Bu tarihten sonra, toprak ihalelerinde ortaya çıkan sıkıntılar ve mîrî topraklar üzerinde hak iddia
etme davaları da zaman zaman devam etmiştir. Ancak 1892 senesinde Bağdat valiliğine gönderilen bir
yazı ile mîrî topraklar ile ilgili hak iddia etme davalarının artık kabul edilmemesi talep edilmiştir.14
V-YABANCILARIN MÜLK EDİNME SORUNU;
Kırsal kesimde yukarıdaki sorunlar yaşanır iken, Irak vilayetlerinin şehirleri ve ticaret
merkezlerinde de farklı bir mülkiyet sorunu ortaya çıkmaya başlamıştır. O da yabancı tebaasına
geçmiş olan Osmanlı gayr-i Müslim tüccarların mülk edinme sorunu idi.
Bilindiği gibi, 19.yüzyılda Irak vilayetleri üzerinden Doğu-Batı ticareti büyük bir ivme kazanmıştır.

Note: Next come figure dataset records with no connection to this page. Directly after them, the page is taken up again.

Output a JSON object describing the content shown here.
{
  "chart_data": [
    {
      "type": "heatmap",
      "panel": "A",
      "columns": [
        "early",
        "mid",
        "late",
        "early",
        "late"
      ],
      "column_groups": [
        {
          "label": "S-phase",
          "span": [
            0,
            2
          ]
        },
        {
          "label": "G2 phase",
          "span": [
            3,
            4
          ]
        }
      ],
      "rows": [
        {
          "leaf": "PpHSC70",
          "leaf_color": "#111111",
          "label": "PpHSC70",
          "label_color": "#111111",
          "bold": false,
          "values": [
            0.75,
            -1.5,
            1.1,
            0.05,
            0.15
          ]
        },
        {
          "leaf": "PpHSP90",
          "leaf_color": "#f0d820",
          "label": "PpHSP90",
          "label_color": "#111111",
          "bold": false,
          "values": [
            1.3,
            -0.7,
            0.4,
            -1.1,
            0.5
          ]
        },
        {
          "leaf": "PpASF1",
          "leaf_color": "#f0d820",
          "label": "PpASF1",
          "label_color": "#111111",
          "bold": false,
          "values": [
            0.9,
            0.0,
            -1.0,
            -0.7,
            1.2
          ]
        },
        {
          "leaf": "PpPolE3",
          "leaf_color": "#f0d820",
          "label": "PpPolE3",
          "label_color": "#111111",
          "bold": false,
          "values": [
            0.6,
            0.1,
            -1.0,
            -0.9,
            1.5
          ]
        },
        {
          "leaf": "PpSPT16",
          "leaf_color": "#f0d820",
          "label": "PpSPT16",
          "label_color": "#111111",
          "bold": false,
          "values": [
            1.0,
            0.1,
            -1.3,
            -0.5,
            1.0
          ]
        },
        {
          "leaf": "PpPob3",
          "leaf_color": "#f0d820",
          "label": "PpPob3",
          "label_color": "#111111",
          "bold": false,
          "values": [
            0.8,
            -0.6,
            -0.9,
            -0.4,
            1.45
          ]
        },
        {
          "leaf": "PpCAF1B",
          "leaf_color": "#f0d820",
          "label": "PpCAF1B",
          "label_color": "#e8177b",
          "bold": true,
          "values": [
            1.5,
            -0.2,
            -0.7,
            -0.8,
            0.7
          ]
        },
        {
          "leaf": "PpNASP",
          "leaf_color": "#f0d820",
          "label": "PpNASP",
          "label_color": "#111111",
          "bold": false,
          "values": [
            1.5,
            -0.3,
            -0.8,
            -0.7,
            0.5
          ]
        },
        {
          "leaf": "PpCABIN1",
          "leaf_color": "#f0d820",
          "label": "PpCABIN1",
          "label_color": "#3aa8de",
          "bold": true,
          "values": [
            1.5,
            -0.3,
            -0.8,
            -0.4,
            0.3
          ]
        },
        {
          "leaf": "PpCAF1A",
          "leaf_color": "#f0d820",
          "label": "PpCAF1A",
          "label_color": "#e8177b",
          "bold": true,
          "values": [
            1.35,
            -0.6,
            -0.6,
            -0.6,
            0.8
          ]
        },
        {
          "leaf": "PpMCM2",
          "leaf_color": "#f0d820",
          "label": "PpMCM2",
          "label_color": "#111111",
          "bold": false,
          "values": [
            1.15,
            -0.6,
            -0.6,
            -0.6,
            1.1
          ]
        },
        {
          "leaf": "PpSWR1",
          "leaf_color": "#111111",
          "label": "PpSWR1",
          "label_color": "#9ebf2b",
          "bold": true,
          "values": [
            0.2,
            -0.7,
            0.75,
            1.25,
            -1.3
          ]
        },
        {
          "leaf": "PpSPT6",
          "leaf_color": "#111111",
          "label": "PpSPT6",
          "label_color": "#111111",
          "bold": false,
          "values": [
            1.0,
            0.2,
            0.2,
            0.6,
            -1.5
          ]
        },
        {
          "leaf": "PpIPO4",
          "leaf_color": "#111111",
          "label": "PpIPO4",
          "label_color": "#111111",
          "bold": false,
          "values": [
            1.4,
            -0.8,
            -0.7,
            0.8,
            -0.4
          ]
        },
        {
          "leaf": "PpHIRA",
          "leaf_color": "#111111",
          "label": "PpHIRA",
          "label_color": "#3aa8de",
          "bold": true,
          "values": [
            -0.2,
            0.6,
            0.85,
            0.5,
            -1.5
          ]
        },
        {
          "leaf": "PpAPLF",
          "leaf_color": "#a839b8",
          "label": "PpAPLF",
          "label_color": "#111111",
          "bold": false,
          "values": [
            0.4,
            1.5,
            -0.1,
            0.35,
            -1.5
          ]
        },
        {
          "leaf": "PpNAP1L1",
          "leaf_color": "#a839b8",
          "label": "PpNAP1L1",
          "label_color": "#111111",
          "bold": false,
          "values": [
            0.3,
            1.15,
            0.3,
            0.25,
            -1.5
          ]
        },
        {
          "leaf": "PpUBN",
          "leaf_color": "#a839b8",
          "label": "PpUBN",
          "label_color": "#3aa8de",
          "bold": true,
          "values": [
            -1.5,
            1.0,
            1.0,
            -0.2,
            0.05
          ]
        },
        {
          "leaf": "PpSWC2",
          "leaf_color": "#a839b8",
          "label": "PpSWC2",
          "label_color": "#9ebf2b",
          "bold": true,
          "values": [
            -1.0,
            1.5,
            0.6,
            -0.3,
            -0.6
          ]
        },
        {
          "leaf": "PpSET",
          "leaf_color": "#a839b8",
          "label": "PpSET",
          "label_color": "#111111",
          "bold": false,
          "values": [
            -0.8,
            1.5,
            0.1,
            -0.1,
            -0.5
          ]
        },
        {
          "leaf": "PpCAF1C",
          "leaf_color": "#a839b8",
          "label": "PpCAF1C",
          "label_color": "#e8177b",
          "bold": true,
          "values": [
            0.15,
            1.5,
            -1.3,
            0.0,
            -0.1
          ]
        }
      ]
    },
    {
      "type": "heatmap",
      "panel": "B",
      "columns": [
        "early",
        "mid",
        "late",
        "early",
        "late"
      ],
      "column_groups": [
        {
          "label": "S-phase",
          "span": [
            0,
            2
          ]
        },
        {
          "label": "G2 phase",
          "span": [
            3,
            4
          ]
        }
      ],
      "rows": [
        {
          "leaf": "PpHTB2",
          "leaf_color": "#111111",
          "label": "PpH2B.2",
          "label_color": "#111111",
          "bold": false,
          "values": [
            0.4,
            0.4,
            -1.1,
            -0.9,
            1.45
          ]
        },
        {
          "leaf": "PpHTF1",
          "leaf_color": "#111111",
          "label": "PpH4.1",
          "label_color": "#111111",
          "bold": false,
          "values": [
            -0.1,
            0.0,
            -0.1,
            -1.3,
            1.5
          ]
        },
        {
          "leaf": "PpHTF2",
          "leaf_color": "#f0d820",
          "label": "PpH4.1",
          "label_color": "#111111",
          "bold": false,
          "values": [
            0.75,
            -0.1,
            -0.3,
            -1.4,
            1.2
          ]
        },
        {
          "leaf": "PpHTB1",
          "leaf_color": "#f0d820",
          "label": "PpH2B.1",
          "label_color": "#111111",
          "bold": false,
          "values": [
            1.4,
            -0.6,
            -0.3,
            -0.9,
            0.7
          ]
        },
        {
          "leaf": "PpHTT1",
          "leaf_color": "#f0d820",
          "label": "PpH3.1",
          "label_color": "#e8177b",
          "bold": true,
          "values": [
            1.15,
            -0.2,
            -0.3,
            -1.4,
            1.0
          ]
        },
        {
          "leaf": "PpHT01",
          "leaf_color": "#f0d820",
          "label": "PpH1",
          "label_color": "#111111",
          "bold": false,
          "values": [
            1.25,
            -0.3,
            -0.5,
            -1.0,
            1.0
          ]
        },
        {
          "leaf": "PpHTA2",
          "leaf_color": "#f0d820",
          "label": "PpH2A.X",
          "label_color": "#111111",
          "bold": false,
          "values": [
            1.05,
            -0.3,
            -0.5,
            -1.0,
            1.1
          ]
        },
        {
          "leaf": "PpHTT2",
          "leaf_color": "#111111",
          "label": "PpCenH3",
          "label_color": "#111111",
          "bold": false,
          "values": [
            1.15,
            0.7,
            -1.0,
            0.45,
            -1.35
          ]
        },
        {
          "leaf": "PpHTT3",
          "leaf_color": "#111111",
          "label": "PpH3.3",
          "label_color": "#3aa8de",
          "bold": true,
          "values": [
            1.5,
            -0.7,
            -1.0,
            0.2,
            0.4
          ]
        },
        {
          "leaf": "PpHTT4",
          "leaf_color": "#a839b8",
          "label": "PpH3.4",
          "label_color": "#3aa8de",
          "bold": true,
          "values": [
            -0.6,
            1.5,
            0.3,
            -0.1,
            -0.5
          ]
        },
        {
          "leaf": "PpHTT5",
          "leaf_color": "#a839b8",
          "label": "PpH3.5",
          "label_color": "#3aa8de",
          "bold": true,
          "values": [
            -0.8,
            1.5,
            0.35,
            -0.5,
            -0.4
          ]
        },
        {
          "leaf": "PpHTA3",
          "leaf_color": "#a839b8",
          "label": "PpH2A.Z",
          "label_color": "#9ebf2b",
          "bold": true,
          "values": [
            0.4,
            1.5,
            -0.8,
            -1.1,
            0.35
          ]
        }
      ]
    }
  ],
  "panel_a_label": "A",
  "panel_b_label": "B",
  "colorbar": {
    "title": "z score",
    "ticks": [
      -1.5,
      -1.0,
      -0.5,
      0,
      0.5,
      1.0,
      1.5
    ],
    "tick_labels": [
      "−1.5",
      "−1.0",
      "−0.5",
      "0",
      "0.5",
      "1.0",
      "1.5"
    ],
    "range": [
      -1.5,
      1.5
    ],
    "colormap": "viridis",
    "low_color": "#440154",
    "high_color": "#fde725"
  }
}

Yabancı tüccarlara sağlanan imtiyazlardan yararlanmak ve aynı zamanda cizye vergisinden kurtulmak
isteyen Osmanlı tebaası gayr-i Müslim tüccarlar, Osmanlı Devleti’nin her yerinde olduğu gibi, Irak
vilayetlerinde de giderek nüfuzları artan İngiltere ve Fransa gibi devletlerin tabiyetine geçmeye
başlamışlardır.
Bu durumdan rahatsız olan Bağdat valiliği, 1840 senesinde, Bağdat’ta bulunan İngiltere ve Fransa
konsoloslarından, himayelerinde bulunan Osmanlı tebaası gayr-i Müslim tüccarların isimlerini talep
etmiştir.Bunun üzerine İngiltere Konsolosu, himayelerinde bulunan tüccar, sarraf, simsar, mahzenci,
kapıcı ve kâtip gibi mesleklere mensup 15 Yahudi, 14 Hıristiyan ve 2 Ermeni’nin yanı sıra hamalbaşı,
vekil ve özel hizmetçi olarak konsoloslukta istihdam edilen 4 Müslüman ile birlikte toplam 35 kişinin
isimlerini, Fransız konsolosluğu ise aynı konu ile ilgili yazmış olduğu raporda, 2’si Ermeni, 3’ü
Katolik Ermeni, 5’i Keldani, 3’ü Süryani ve 4’ü de Yahudi taifelerinden olmak üzere toplam 17 sarraf
ve tüccarın ismini bildirmiştir.15
13 BOA, Şur.Dv, 3149, 24Ağustus1297 (1878).
14 Bu konu ile alakalı 1892 senesinde Şuray-ı Devlet tarafından Meclis-i Vükela’ya gönderilen bir yazıda; ‘ hıtta-i Irakıyye’de cânib-i
Mîrî’den mazbut olarak her sene icâr-u müzâraâ suretiyle tâliplerine ziraat ettirilmekte bulunan arâzi hakkında vuku bulacak hak arama
davasına bakılmaması’ talep edilmiştir. BOA, Şur.Dev, 5645, 16 Zi’l-hicce 1309(1892).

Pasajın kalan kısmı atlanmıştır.